His work as a foreign correspondent resulted in four Pulitzer Prize nominations and several other awards. In 1990 he received a commendation from the Gerald Loeb foundation for an in-depth series of stories entitled: "Vanishing Borders: Trade in the 1990s" and he has also won the Inter-American Press Association's Tom Wallace Award for coverage of Central and South America. His work as a foreign correspondent was rewarded by the Tribune with three Edward Scott Beck Awards and in 1993 Yates won the coveted Peter Lisagor Award from the Professional Society of Journalists for excellence in business writing. Before joining the Tribune in 1970 Yates served with U.S. Military Intelligence in Germany as an intelligence analyst.
Author/Speaker
Prof. Yates is a frequent speaker at seminars and symposiums dealing with such diverse topics as war correspondence, international affairs, relations between Asia and the United States and the critical topic of how American companies are competing globally.

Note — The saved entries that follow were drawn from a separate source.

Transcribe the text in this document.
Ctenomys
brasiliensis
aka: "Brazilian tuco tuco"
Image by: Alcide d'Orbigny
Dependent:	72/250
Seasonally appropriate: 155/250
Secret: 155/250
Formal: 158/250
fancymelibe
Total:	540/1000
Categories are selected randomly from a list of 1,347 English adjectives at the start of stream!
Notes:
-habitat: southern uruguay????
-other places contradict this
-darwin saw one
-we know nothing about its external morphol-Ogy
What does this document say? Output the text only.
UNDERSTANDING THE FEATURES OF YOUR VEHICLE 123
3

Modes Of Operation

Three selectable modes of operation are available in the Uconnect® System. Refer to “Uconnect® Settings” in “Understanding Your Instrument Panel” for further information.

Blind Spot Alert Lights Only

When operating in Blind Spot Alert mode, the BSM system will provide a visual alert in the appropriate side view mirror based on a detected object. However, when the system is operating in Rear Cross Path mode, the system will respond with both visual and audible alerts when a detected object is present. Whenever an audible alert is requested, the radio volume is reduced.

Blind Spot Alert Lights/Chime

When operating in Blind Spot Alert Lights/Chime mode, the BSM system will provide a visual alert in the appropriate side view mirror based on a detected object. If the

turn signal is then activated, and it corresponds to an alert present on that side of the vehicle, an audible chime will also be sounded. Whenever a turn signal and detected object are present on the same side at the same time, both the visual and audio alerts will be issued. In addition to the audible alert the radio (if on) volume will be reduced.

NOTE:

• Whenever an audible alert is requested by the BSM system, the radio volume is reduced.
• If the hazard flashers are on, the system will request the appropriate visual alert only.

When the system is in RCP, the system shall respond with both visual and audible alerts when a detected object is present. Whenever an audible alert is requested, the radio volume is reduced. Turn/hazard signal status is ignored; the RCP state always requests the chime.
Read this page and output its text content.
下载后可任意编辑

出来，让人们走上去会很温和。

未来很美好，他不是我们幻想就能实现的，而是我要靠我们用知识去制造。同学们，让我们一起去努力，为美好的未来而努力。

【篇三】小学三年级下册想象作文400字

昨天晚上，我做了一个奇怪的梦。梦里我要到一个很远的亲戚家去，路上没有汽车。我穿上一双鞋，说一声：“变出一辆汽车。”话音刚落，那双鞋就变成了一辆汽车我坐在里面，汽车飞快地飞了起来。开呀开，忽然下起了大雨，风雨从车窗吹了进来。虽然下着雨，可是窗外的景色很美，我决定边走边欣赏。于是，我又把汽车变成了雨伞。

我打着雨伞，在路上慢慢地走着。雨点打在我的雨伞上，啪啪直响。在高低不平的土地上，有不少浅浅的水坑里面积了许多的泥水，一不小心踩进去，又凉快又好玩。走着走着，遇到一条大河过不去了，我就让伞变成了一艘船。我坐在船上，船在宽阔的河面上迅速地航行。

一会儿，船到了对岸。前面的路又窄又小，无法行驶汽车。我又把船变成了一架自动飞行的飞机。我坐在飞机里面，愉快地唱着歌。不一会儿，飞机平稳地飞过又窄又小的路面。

He has spoken at seminars sponsored by Northwestern University, the University of Chicago, the U.S. Automotive Export Council, the International Trade Association, the World Trade Center, the Council on Competitiveness, the Competitiveness Policy Council and the Chicago Council on Foreign Relations, to name a few.
He is author of The Kikkoman Chronicles: A Global Company with A Japanese Soul, published by McGraw-Hill. He is also the author of Aboard The Tokyo Express: A Foreign Correspondent's Journey Through Japan, a collection of columns translated into Japanese.
Prof. Yates is currently working on a new book based on his experiences as a foreign correspondent in Asia from the early 1970s to the early 1990s. Its working title is The Last Rickshaw Home: A Foreign Correspondent's Journey Through Asia.
Professional History
In addition to his work as a foreign and national correspondent, Prof. Yates spent 1982 to 1985 in the world of senior management as the Chicago Tribune's metropolitan editor and national editor--positions in which he supervised a staff of some 240 reporters and editors. Prof. Yates also has taught journalism, writing and international studies at California State University, Fullerton, Cal., Orange County California Community College and the Oakton Community College system in Chicago.
While in Japan Prof. Yates wrote the popular TOKYO EXPRESS column for Japan's Mainichi Daily News and was a columnist for the Japanese edition of Playboy Magazine. He is senior editorial adviser to the China Financial Weekly, published by the Financial Relations Board and writes frequently for several Asia-based publications.
Prof. Yates is a native of Kansas City, Mo. He is an honors graduate of the William Allen White School of Journalism at the University of Kansas in Lawrence, Kansas. He lives in Murrieta, CA., and speaks several foreign languages, including German, Spanish and Japanese.